L’INVENTION POPULAIRE DES MARIANNES.
Qu’il est difficile de faire du neuf sans puiser dans l’héritage des nations !
Ci-contre, à droite, buste de la République de la mairie de Puylaurens (Tarn), datant de 1848. (Document Maurice Agulhon). Ce serait dans cette ville du Midi que pour la première fois le nom populaire de Marianne aurait été donné, dans un écrit, à la matérialisation de la République sociale et démocratique. (Cliquer sur l'image pour l'agrandir).
La Révolution de 1789 s’inspirait de l’exemple tout chaud des insurgés américains, aidés de La Fayette, pour remettre ses institutions à plat et définir une « Constitution ». Par la suite, prise de court par l'accélération des événements, elle se tourna vers les fondements de sa culture universitaire et chercha des exemples dans la République romaine où les mots liberté, patrie, république s’énoncent en latin.
Pour autant, elle n’y trouva aucune Marianne !
Les Français, qui au XVIIIe siècle avaient le privilège de recevoir une instruction secondaire, connaissaient les institutions romaines mieux que leur propre passé national. Ils savaient que cette société impérialiste, assise sur l’exploitation d’une main d’oeuvre servile, ne connaissait d’autre moteur que celui du sang.

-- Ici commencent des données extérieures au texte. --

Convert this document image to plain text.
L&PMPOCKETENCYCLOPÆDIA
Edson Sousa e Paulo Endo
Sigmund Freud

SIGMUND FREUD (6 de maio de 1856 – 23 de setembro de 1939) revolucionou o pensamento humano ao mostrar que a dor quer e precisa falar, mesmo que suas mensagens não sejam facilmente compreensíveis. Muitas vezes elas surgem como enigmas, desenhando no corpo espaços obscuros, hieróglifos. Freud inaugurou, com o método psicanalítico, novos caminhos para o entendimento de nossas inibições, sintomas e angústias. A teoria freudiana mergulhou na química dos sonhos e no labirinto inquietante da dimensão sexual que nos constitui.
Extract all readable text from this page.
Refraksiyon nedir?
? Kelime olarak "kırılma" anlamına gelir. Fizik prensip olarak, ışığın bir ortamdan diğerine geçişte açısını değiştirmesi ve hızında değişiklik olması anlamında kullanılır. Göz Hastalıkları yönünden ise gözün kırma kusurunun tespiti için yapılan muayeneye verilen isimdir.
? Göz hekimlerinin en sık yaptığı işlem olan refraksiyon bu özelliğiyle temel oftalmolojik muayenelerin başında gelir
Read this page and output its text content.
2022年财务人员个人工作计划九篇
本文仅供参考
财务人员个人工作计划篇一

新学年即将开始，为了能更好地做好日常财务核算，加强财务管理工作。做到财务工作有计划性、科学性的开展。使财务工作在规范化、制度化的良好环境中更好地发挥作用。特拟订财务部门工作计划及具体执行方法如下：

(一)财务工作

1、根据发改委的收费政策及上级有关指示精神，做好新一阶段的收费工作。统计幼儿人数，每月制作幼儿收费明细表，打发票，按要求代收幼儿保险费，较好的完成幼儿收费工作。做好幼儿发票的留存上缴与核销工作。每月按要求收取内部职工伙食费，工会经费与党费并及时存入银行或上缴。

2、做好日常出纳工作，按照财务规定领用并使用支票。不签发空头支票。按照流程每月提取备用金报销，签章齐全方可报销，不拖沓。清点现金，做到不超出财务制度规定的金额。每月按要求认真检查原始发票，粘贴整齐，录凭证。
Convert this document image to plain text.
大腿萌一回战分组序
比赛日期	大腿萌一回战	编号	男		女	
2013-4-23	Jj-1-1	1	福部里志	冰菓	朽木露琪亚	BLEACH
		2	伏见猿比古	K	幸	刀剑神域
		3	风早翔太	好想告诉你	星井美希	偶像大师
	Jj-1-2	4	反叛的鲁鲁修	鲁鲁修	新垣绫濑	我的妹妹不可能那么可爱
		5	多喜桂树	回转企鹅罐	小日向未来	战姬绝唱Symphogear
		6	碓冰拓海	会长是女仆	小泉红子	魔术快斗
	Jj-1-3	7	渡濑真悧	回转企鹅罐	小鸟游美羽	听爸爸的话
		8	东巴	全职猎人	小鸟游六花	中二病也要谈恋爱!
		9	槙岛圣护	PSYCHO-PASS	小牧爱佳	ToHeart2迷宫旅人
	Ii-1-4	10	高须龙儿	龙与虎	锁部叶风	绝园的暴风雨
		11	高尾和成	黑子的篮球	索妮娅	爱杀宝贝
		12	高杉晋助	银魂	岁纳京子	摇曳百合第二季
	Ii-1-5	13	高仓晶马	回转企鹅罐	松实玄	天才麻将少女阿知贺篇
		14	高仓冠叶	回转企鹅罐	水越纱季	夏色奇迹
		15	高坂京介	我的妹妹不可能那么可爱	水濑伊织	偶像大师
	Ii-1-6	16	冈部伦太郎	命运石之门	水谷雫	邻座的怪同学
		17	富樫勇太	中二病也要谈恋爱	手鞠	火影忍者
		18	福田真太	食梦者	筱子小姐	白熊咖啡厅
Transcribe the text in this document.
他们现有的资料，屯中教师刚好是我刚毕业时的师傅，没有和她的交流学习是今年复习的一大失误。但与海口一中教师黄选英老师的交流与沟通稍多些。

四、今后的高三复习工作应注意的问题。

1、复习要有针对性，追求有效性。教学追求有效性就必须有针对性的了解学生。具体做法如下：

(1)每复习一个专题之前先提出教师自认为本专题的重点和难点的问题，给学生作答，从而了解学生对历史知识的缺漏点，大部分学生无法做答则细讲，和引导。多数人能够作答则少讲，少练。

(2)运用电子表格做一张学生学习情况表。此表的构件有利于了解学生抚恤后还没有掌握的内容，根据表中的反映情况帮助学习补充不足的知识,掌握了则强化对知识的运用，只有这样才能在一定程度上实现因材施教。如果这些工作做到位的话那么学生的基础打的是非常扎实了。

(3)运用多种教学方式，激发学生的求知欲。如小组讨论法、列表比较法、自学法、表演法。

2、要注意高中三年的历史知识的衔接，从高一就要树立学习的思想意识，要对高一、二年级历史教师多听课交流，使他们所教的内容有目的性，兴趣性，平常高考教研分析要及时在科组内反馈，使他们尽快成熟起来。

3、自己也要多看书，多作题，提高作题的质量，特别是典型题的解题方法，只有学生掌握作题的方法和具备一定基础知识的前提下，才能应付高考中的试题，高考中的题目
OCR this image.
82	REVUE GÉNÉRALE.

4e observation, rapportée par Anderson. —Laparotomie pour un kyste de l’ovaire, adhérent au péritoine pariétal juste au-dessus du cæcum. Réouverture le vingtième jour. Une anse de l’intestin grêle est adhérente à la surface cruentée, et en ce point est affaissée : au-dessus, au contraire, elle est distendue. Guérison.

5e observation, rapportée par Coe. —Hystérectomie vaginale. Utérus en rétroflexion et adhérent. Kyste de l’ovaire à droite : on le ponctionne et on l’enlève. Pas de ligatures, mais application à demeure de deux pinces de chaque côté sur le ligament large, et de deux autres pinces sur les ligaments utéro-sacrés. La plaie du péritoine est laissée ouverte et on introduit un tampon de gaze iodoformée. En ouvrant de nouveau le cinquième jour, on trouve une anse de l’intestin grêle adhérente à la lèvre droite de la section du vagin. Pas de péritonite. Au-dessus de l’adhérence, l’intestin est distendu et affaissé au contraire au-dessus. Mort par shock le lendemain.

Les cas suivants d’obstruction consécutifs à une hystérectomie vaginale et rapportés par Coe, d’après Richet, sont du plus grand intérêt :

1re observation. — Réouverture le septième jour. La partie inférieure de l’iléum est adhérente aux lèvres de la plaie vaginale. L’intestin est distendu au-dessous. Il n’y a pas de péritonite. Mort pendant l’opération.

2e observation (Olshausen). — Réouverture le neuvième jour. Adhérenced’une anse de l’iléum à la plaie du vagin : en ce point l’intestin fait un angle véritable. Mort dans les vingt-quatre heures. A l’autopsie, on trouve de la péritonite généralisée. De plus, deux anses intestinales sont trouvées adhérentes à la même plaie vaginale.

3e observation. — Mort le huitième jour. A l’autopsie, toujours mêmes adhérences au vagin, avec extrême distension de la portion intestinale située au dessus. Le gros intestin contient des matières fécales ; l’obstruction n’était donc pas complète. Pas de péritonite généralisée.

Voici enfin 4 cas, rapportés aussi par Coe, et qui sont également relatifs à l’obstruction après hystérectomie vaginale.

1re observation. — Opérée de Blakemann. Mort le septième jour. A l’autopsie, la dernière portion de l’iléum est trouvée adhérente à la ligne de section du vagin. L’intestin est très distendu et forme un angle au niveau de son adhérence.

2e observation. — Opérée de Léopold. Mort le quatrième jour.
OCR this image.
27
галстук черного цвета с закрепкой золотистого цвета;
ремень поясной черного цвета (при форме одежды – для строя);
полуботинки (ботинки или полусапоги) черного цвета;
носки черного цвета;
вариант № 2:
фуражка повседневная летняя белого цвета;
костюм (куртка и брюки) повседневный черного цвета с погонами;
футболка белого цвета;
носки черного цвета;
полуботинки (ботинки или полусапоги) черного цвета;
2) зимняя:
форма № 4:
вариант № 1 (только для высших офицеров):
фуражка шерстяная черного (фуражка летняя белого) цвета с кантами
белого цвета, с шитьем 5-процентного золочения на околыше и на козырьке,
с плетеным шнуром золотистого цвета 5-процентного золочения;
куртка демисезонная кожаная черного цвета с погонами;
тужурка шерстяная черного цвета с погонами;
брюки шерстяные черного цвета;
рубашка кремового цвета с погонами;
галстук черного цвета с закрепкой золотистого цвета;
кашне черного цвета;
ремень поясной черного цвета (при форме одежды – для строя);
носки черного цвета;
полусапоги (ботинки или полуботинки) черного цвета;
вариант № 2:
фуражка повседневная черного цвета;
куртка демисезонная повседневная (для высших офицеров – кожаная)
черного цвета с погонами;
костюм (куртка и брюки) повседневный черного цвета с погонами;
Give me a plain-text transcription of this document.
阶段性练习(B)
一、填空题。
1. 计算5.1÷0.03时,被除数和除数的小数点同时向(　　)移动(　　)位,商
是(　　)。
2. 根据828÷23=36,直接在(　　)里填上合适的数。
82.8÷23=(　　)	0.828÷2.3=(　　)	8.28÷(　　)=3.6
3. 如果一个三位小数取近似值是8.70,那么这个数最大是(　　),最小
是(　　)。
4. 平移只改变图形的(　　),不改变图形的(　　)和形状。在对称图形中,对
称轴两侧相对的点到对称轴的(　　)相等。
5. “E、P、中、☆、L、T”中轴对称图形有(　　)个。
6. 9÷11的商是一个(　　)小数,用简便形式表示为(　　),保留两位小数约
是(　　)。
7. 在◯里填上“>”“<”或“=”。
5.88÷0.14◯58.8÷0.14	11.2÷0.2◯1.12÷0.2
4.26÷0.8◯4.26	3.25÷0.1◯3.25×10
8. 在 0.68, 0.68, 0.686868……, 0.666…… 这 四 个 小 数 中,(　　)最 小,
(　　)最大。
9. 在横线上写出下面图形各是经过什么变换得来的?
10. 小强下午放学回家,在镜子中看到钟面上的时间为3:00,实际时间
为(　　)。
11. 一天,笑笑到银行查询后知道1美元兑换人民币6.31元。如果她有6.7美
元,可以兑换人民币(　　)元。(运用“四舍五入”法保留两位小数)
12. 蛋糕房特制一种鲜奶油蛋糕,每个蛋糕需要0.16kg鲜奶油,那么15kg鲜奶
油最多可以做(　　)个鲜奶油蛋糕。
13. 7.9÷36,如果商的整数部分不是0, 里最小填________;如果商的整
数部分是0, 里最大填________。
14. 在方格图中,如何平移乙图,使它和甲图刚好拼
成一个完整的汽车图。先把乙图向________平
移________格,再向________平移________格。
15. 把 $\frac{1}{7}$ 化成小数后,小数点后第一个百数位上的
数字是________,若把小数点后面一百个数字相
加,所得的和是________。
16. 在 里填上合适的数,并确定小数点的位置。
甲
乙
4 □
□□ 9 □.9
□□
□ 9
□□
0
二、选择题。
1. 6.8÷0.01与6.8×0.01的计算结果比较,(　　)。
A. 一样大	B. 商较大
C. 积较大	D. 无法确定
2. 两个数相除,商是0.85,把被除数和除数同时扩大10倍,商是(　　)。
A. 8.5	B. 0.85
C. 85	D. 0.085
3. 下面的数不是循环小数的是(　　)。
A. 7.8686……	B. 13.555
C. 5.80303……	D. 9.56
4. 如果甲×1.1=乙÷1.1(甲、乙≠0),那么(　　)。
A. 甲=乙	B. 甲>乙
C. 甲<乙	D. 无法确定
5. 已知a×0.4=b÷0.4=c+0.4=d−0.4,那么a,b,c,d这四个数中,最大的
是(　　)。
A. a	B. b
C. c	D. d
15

C’est pourtant chez elle, dans le fouillis de ses emprunts au monde hellénique, que les révolutionnaires, pétris de littérature classique, allèrent chercher le bonnet rouge, et d'autres symboles comme l'on sait.
« La tradition de toutes les générations mortes pèse comme un cauchemar sur le cerveau des vivants. » (Karl Marx. Le dix-Huit brumaire de Louis Bonaparte. 1851).
"Phrygien" serait un nom générique employé par les auteurs grecs pour désigner un esclave masculin ; ceux-ci, à leur corps défendant, venaient souvent de Thrace et de Phrygie. La Phrygie, contrée d’Anatolie, reçut de nombreuses influences, notamment des Perses, et l’histoire de son bonnet traditionnel mériterait un développement, que d'autres tenteront.
Souvenons-nous que le bonnet rouge est dit « phrygien » comme est prétendue basque cette galette ronde et noire, posée sur la tête comme une bouse, appelée béret, qu’enfants nous portions pour aller à l’école.
En dernière escale, c’est bien de Rome que vient le bonnet rouge des anciens esclaves. C’est le « pileus » que les maîtres romains posaient sur la tête des affranchis afin de confirmer leur nouveau statut social d’homme libre. C'est celui-là que les Révolutionnaires de 1789 choisirent.
REVENONS À L'ÉNIGME DES MARIANNES
Le peuple chante et chansonne. Il invente des sobriquets, donne des petits noms, des diminutifs. La République devint la Bonne, la Sainte, la Belle, la Déesse… Et puis sans qu’on sache bien pourquoi, elle devint Marianne, dans l'ouest du Midi en un premier temps.
Maurice Agulhon s’est fait l’historien des Mariannes, et nous pourrions prendre ses écrits pour évangile.
Nonobstant, c’est notre ami Bernard Lesfargues qui nous fit connaître, il y a une quinzaine d’années, peut-être plus, la revendication de la ville de Puylaurens (Tarn) au droit d’avoir engendré Marianne ; et René Merle en retraça l'histoire. (Aujourd'hui, grâce à Internet et aux blogs des passionnés, l'information abonde sur le sujet).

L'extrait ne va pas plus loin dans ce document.